Nous-Hermes-13B-GGML
Property | Value |
---|---|
License | Other |
Format | GGML |
Author | TheBloke |
Base Model | Nous-Hermes-13B |
What is Nous-Hermes-13B-GGML?
Nous-Hermes-13B-GGML is a quantized version of the Nous-Hermes-13B model, specifically optimized for CPU and GPU inference using the llama.cpp framework. The model comes in multiple quantization variants ranging from 2-bit to 8-bit, offering different trade-offs between model size, performance, and accuracy.
Implementation Details
The model implements various quantization methods including both original llama.cpp methods (q4_0, q4_1, q5_0, q5_1, q8_0) and new k-quant methods (q2_K, q3_K_S, q3_K_M, q3_K_L, q4_K_S, q4_K_M, q5_K_S, q6_K). File sizes range from 5.43GB to 13.83GB depending on the quantization level.
- Supports Alpaca prompt format
- Compatible with multiple UI frameworks including text-generation-webui and KoboldCpp
- Offers GPU layer offloading capabilities
Core Capabilities
- Long-form response generation
- Low hallucination rate
- Strong performance across various benchmarks (top rankings in ARC-c, ARC-e, Hellaswag)

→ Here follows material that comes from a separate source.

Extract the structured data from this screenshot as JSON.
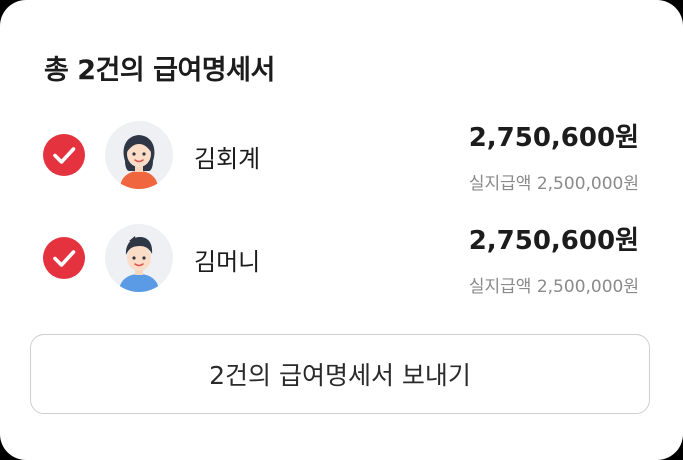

- Flexible deployment options for both CPU and GPU inference
Frequently Asked Questions
Q: What makes this model unique?
This model stands out for its variety of quantization options that allow users to balance between performance and resource usage. It provides exceptional compatibility with llama.cpp ecosystem while maintaining the strong performance of the base Nous-Hermes-13B model.

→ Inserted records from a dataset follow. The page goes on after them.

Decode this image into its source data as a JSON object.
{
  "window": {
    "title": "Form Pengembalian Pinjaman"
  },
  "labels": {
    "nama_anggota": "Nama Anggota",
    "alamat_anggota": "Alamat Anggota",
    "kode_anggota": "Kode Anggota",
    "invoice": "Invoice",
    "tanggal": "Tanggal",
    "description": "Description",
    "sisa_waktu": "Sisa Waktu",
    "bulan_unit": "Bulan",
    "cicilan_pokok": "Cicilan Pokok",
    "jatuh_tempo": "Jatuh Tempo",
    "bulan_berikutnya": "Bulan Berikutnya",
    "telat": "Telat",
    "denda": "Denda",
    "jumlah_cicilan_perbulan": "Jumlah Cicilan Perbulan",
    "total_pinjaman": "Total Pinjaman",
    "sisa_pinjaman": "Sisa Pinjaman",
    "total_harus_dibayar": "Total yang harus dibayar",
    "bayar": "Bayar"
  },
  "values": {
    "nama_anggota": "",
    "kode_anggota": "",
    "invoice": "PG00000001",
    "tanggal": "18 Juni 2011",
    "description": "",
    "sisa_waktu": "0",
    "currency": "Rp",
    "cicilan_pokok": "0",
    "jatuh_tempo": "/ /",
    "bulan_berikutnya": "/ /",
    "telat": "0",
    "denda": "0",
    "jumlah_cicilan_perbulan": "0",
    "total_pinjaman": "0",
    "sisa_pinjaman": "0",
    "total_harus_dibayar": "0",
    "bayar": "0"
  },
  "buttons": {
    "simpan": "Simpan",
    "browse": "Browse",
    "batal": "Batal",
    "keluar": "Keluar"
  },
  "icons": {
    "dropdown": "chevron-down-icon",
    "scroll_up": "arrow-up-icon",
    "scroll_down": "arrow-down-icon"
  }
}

Q: What are the recommended use cases?
The model is ideal for local deployment scenarios where GPU resources might be limited. It's particularly well-suited for applications requiring natural language understanding, creative writing, and instruction following, while allowing users to choose the quantization level that best matches their hardware capabilities.